Jean-Marie Dubetz, Le rire du jeune crocodile, éd. Traverse, 188 pages, 20 €

Le sous-titre, Une enfance au Congo belge de 1950 à 1960 indique clairement le contenu de l’ouvrage. Il s’agit d’un patchwork de souvenirs d’enfance relatés en se mettant au niveau de l’enfant qui les a vécus. Ainsi, on le voit comprendre l’âne pour l’âme et parler de l’épi de Fanny à propos des rois mages.

L’auteur est né à Coquilhatville et a vécu sa petite enfance sur le bateau de transport dont son père était capitaine avant d’être muté à Léopoldville et d’emmener la famille vivre dans une maison. Il nous plonge dans l’atmosphère de la colonie, où tout était noir ou blanc, c’est le cas de le dire. Le monde y est scindé en deux, quartier blanc et quartier noir bien délimités, on parle noir aux Noirs (lingala), on parle blanc aux Blancs. Dans le bateau, les Blancs vivent à l’étage blanc, l’équipage est noir, les dockers, les bûcherons sont noirs. Le travail des Noirs est différent de celui des Blancs. Les deux mondes sont associés mais ne se mêlent pas. Le monde blanc commande, le monde noir exécute.

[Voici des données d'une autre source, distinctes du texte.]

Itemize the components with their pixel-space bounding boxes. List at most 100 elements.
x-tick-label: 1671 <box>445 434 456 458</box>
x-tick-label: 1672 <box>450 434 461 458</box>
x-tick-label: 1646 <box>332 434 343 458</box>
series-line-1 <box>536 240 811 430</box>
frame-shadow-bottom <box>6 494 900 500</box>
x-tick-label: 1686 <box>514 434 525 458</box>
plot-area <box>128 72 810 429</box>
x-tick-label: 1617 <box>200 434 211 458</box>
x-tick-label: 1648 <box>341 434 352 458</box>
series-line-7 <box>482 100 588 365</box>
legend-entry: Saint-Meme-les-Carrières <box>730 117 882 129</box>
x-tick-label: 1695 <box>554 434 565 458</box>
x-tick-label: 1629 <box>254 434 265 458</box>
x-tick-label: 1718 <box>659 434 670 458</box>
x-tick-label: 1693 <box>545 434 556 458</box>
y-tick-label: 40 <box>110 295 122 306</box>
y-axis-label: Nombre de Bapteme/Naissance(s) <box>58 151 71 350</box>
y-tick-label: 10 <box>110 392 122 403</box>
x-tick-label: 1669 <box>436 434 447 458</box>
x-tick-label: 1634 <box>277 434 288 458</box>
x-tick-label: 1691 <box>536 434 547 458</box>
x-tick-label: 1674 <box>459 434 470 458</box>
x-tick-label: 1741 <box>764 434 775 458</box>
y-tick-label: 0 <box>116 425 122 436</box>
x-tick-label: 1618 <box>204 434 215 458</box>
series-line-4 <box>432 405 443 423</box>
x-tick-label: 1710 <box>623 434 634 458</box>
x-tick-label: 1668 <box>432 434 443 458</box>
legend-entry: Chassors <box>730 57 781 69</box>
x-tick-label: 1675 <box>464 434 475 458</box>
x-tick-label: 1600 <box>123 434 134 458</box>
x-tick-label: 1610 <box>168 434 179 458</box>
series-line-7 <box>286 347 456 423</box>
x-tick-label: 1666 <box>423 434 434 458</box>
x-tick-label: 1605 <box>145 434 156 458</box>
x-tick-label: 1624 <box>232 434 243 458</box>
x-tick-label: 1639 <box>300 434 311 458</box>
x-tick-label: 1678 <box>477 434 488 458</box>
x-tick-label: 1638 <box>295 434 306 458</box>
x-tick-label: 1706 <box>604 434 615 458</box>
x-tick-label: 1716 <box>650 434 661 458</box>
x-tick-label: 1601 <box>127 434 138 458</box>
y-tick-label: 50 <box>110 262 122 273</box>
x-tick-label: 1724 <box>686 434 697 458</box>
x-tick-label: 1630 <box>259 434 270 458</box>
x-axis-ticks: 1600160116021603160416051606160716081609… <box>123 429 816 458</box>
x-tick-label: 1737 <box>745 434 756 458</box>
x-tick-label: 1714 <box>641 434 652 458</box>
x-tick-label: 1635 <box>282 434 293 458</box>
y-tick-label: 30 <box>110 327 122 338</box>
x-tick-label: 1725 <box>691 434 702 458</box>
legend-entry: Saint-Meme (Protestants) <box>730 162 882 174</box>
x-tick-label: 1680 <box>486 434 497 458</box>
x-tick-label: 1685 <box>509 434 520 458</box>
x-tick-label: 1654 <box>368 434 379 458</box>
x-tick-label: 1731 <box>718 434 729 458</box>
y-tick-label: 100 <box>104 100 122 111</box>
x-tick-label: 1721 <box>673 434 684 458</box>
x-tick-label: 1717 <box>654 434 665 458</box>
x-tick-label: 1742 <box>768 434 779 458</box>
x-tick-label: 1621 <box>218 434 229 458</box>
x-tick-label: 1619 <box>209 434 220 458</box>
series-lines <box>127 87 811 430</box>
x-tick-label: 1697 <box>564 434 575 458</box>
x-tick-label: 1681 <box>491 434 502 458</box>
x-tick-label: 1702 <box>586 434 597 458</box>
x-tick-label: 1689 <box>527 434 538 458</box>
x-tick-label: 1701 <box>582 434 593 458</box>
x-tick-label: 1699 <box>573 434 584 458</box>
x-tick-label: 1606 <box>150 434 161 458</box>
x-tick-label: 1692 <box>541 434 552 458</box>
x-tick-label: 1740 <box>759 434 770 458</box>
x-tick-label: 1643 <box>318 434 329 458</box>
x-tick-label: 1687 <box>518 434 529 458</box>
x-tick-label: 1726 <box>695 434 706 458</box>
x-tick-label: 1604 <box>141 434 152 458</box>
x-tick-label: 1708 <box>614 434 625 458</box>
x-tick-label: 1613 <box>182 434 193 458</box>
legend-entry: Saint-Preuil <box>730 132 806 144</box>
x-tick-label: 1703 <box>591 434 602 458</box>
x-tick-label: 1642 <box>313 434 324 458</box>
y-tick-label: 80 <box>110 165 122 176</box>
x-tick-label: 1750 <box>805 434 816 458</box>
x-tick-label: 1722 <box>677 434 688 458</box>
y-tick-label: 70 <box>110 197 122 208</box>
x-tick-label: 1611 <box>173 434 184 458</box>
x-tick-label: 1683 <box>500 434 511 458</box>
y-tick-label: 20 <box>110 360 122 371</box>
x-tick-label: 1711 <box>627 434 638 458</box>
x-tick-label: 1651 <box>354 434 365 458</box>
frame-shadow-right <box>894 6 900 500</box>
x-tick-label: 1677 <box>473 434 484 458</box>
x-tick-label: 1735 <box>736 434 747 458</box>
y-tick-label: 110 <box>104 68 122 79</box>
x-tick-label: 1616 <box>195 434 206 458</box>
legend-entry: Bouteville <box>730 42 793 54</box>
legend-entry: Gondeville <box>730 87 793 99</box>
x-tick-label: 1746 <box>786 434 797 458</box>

Cela n’exclut pas une certaine harmonie dans les rapports, tant que l’équilibre n’est pas rompu. Et avant 1960, tout fonctionne selon cet équilibre de deux poids deux mesures.

Jean-Marie se sent heureux comme un petit roi. Il lui arrive parfois de jouer avec un enfant noir mais le jeu n’est pas facile, l’enfant noir n’est pas comme lui. Il préfère jouer avec son frère aîné, qu’il admire, et vivre avec lui aventures et mésaventures. Il lui est arrivé au cours de ces dix années au Congo de tomber du bateau, dans le fleuve aux crocodiles, de prendre feu, de crever un nid de mouches maçonnes, d’escalader un palétuvier géant et de ne plus oser en redescendre, de dériver avec son frère dans une pirogue vers les rapides… Plus d’une fois, c’est un des boys qui l’a tiré d’affaire. Pense-t-il à dire merci ? Pas sûr. Saint-Nicolas lui-même n’a-t-il pas un valet noir ?

La vie au Congo n’est pas toujours rose cependant. La chaleur parfois écrasante, les moustiques et les crises de malaria qui accablent, les mouchettes et les tsé-tsé qui harcèlent, parfois un serpent ou une araignée et ses petits. Mais la vie est belle, entre les parents et le frère, les paysages sont somptueux, les animaux passionnants.

Elle bascule d’un seul coup pourtant pour le petit Jean-Marie, obligé d’évacuer un beau jour, sans préparation, sans explication, de se retrouver sur un bateau en partance vers la Belgique, de devenir un réfugié aux mains vides … et au cœur plein de souvenirs.